Lonely Parents
My mother has always said that the sweetest time in her life was when we were little and she held us in her arms. We would rap our hands around her neck and stare up into her eyes and watch her lips as she spoke and it was the purest form of love and affection one could find in this life.
But what happens when children grow up, move out and starts lives of their own?
What happens when they end up living in another city or country?
Well, they have no choice but to learn to have less of us.
They suffer inside because they are not able to witness all of the magical moments in our lives on a daily basis.
Their Grandchildren come into the world and although they may be there for the day they are born and the celebrations thereafter, sooner or later they have to return home. The distance feels like a million miles away and every moment they miss will never be repeated.
I wonder how many parents keep secrets in regard to the status of their health – mental and physical from their children so as to not worry them?
They can’t bring them to their medical appointments or wait with them at the pharmacy. They can’t serve as their advocate when the medical system fails.
What is life really? It’s love, loss, happiness, sadness. It’s work and play and passion and friendship. It’s about having someone take care of you when you can’t take care of yourself and it’s about caring for them as well.
Life is also about how we treat and honour our parents. We protect them because they protected us.
We all run around worrying about making a living and getting the stove fixed and painting the house and going back and forth to the grocery store because we forgot something again and again. We all plan. We’re going to take a vacation, we’re going to get contact lenses, we’re going to renovate, we're going to get our grey done.
We pray for our kids to be healthy and happy. We want them to do well in school but more so to do well socially – to fit in – to like who they are and who they become. For a parent, this is an eternal prayer.
But somehow when it comes to getting the whole family together in one place at one time it seems like an impossible task. A week becomes a month, a month becomes more months and somehow someone can’t make it and the planning goes on and on and all the while, fate is setting the chess board and one of the players is going down.
No matter where you are or what you are doing. No matter how bad a day you are having or how many worries race in your mind or how many things you need to get done, sometimes you need to stand back and think about what is really important and remember that somewhere else at that very moment, your parents are thinking of you and wondering what you are doing and how you are feeling and wishing they could see you more often.
You are not invincible.
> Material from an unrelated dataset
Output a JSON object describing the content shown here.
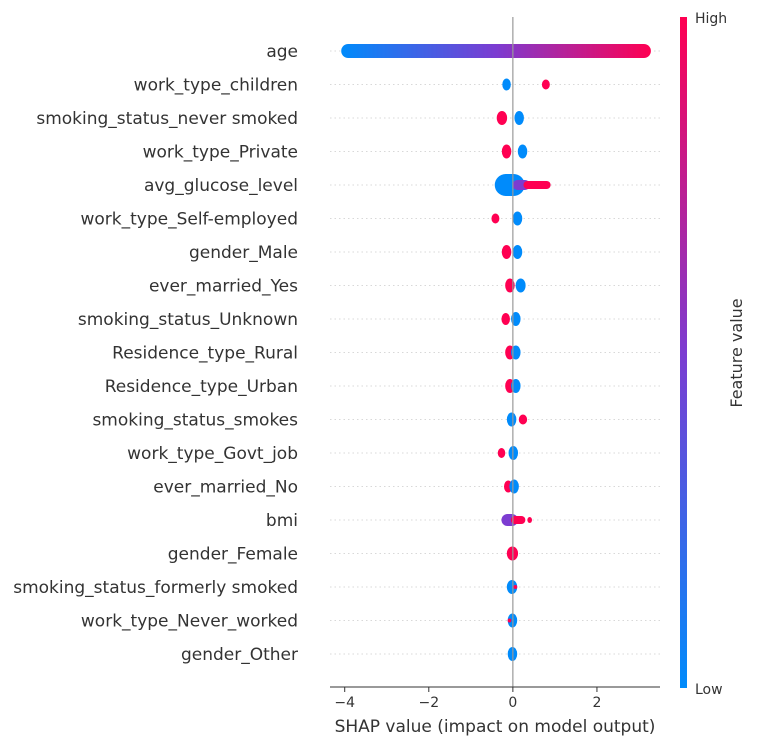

You are not here forever and in most cases, your parents will leave you before you leave them and when that terrible day comes – you will feel lost, abandoned, alone and you'll wonder "What just happened? Did that really happen?"
Your mind will play tricks on you and day in, day out you will forget they are gone so you'll pick up the phone to call them or you'll save a joke to tell them or you'll hear a song that reminds you of them. You'll see them in your dreams, very much alive and healthy as if they are trying to tell you that even in death, they look over you and keep you safe.
So while they are still here:
- Call them and listen to the sound of their voice as much as what they have to say.
- Visit them so you can look into their eyes and really know what is going on.
- Meet your mother at the kitchen table when everyone else has gone to sleep. Eat, laugh, confide in her as she holds your hand and looks at you as if you you are the most important person in the world.
- And when the time comes, get up, put on your gloves and be in their corner when that bell rings.